Time capsules. You know what I’m talking about. Those things in your social media that recall what you said, did, or posted on that day in years past. I see them every day when my friends post them, recalling fun times, past friends, marriages, etc. I rarely post mine. Why? Because more often than not, I find looking backward it isn’t nearly as useful as looking forward. But amid the learning experiences of my past, there were a few dreams, things that worked out. I’ve been thinking about some of what those things have in common.
Independent Thought – They were the things I wanted for myself rather than the things others wanted for me. They were things I worked for rather than things that just came to me by hand or Fate. Sometimes, they meant hurting feelings. Sometimes, they meant alienating someone. Always, they meant the feeling of stepping out alone. Always, they meant the feeling of personal accomplishment and the satisfaction of my own success.
Specificity – I didn’t just want to climb. I wanted to climb that mountain. I didn’t just want to create. I wanted to create that work of art. I didn’t just want to have a relationship. I wanted to have that relationship with that person.
Grandeur – I dreamed big. Too big according to most everyone around me. My dreams were’t just good. They were great. They weren’t just petty things my friends could look at and say, ‘Oh, that’s so wonderful! You’re truly blessed!’ They were things that strangers would look at and say, ‘Wow. That’s something you don’t see everyday.’

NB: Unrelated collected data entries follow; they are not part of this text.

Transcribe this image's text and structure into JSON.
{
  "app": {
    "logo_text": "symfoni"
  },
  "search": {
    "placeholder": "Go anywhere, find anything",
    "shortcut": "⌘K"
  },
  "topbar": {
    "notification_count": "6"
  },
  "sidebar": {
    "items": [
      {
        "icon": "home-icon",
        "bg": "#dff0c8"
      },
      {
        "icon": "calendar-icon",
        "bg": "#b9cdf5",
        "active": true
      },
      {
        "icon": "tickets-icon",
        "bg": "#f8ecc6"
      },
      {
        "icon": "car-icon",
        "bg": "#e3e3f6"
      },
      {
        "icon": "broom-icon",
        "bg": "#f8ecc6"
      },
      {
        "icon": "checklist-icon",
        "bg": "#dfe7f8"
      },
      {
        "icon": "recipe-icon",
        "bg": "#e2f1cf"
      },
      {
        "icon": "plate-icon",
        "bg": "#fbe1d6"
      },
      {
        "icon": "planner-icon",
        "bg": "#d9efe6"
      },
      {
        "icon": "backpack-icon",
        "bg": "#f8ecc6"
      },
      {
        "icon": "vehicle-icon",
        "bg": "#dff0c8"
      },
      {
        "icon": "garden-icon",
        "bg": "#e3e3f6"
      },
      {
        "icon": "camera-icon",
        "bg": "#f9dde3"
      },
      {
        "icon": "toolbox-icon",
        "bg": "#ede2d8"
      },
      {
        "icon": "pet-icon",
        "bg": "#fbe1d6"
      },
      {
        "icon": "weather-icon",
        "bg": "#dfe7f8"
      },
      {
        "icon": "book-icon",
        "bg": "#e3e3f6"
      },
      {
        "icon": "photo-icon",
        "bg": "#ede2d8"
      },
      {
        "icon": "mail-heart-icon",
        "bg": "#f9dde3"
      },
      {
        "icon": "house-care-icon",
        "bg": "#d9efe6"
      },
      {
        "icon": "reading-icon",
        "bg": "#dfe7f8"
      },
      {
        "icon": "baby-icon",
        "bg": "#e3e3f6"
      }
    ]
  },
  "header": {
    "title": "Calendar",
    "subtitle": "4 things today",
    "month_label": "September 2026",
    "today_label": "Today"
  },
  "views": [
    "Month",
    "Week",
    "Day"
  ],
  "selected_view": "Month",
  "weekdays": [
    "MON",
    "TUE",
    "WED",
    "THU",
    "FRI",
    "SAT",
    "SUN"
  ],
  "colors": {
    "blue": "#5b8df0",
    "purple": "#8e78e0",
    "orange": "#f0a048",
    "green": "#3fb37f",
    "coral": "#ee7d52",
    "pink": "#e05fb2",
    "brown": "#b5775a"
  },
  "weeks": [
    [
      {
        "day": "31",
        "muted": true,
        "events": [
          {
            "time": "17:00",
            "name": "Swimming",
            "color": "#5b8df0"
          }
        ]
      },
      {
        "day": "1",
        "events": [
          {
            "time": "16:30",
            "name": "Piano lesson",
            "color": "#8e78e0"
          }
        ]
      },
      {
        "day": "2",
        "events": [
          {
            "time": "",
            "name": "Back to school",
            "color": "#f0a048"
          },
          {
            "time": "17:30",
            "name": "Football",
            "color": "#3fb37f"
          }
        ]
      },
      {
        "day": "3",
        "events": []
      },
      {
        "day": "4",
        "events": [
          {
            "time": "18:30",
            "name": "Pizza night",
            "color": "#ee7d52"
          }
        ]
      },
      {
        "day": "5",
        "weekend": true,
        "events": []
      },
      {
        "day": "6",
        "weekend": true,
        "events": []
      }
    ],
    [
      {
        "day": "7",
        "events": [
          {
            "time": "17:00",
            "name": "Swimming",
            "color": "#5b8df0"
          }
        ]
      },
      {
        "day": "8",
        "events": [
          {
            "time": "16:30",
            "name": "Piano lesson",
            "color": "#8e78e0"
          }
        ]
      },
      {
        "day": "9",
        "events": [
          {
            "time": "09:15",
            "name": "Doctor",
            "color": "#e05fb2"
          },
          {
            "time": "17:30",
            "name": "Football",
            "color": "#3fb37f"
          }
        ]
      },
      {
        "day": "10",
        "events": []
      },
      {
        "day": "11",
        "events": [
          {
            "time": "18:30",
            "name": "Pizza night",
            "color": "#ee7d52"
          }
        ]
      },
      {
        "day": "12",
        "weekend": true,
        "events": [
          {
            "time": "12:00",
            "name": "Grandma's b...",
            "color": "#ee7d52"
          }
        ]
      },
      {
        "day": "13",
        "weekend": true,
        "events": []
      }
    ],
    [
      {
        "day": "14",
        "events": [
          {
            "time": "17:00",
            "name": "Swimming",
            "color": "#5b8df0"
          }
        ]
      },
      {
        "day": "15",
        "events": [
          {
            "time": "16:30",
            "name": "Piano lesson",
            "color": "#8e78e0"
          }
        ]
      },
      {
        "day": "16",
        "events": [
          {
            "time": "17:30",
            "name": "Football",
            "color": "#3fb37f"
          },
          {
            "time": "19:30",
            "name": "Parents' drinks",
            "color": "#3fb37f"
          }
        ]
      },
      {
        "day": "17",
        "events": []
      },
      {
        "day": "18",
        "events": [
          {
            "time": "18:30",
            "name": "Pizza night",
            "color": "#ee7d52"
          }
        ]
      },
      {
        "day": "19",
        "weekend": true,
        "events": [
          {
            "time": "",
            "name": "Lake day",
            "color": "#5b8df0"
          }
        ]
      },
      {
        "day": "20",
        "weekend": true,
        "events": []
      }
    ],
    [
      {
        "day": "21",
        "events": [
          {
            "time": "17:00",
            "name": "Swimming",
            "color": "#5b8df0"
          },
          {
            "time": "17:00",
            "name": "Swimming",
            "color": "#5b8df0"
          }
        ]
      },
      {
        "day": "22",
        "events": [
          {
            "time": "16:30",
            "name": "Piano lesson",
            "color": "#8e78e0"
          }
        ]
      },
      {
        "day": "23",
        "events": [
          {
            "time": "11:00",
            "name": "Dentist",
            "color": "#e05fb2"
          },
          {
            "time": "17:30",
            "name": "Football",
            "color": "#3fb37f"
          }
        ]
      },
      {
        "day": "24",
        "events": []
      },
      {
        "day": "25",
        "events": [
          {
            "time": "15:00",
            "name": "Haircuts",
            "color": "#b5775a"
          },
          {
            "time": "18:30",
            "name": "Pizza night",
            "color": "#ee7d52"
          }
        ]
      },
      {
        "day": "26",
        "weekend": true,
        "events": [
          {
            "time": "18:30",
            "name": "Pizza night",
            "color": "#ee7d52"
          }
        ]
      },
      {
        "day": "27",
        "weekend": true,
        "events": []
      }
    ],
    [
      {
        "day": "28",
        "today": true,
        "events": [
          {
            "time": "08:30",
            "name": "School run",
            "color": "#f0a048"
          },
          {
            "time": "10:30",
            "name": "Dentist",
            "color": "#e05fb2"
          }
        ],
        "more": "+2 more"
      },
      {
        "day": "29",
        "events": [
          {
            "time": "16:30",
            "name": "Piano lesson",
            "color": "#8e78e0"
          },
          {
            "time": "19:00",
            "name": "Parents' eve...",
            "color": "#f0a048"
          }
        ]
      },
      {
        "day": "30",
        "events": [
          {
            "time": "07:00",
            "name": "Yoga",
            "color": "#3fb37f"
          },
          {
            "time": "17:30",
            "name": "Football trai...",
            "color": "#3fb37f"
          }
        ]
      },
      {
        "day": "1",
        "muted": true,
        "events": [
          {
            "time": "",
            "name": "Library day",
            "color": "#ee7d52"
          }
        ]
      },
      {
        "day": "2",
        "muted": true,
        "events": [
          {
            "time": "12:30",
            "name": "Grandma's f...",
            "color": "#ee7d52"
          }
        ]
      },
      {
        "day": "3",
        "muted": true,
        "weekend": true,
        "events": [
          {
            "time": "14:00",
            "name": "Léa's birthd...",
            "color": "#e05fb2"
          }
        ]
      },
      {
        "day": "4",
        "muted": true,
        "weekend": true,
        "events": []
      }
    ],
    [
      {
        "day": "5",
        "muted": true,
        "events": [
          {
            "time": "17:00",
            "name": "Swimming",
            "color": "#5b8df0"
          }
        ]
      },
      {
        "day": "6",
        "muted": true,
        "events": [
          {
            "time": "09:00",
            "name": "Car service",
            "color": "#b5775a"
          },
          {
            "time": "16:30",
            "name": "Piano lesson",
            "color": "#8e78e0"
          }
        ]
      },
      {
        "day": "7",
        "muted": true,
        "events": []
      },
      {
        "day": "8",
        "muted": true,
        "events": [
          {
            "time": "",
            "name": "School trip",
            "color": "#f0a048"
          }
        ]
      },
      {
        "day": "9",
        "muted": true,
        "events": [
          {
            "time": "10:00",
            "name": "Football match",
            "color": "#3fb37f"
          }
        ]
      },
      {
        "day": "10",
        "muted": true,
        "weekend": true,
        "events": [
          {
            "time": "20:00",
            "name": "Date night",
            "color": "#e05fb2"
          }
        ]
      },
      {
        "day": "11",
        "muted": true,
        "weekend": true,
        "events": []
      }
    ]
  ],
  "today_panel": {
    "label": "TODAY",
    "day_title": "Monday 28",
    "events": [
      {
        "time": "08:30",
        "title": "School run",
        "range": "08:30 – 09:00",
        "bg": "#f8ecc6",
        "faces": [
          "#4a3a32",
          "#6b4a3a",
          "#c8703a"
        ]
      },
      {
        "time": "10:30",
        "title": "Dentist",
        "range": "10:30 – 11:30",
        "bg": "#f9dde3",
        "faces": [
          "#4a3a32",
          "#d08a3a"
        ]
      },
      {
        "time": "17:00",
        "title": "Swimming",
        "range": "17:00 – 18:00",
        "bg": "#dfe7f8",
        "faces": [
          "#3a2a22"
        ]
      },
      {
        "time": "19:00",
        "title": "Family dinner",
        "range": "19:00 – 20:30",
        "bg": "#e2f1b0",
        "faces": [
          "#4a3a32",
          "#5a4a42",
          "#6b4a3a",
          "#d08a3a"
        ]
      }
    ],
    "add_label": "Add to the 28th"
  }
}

Risk – My dreams always carried some degree of personal risk. Emotional, financial, reputational, or whatever, there was always something valuable to me at stake. Often, I paid for a dream with a painful price, a price that gave real value and true satisfaction to it when it came.
Dreams do come true. But not to the quitter. Not to the faint of heart. Not to the pacifist. Not to the ordinary. Life yields its most savory delights only to the extraordinary.